Nach dem Essen wollte Wolodja mich bei der Hand nehmen, fürchtete aber wohl, daß das einer Zärtlichkeit ähnlich sehen könnte, stieß mich nur mit dem Ellbogen an und machte mir ein Zeichen mit dem Kopfe, in den Saal zu kommen.
»Du weißt, von welchem Geheimnis Ljubotschka sprach?« sagte er, sobald er sich überzeugt hatte, daß wir allein waren.

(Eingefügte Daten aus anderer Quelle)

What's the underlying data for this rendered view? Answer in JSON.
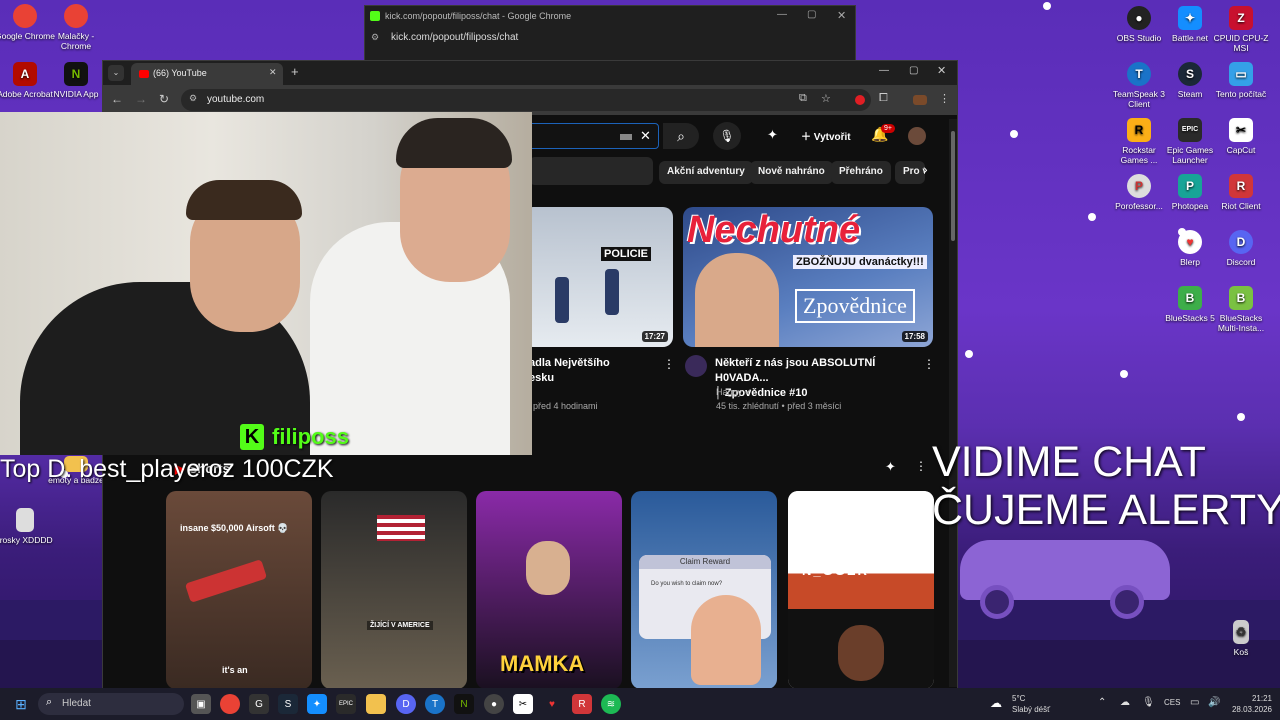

Wolodja und ich sprachen selten unter vier Augen von ernsthaften Dingen, so daß wir, wenn es einmal vorkam, beide eine gewisse Verlegenheit empfanden und in unsern Augen »die Männlein tanzten«, wie Wolodja zu sagen pflegte; aber diesmal blickte er in Erwiderung der Verlegenheit, die sich in meinen Augen verriet, mir fest und ernst ins Auge, als wollte er sagen: »Es ist kein Grund zur Verlegenheit; wir sind doch Brüder und müssen über eine wichtige Familienangelegenheit beraten.« Ich verstand ihn und er sprach weiter:
»Papa heiratet die Epifanow, du weißt?«
Ich nickte, denn ich hatte schon davon gehört.
»Das ist sehr schlimm,« fuhr Wolodja fort.
»Warum das?«
»Warum?« antwortete er ärgerlich, »es ist wohl sehr angenehm, einen solchen Onkel Stotterer zu bekommen, und diese ganze Verwandtschaft! Und sie selbst scheint auch nur jetzt so gut und nett, aber wer weiß, wie sie später wird. Uns kann's freilich gleich sein, Ljubotschka aber muß nun bald in die Gesellschaft eingeführt werden. Mit einer solchen belle-mère ist das nicht sehr angenehm; sie spricht ja sogar schlecht französisch, und was für ein Benehmen kann sie ihr beibringen? Ein Marktweib, nichts anderes! Vielleicht eine gute Person, aber doch ein Marktweib!« schloß Wolodja, sichtlich befriedigt von seinem Einfall.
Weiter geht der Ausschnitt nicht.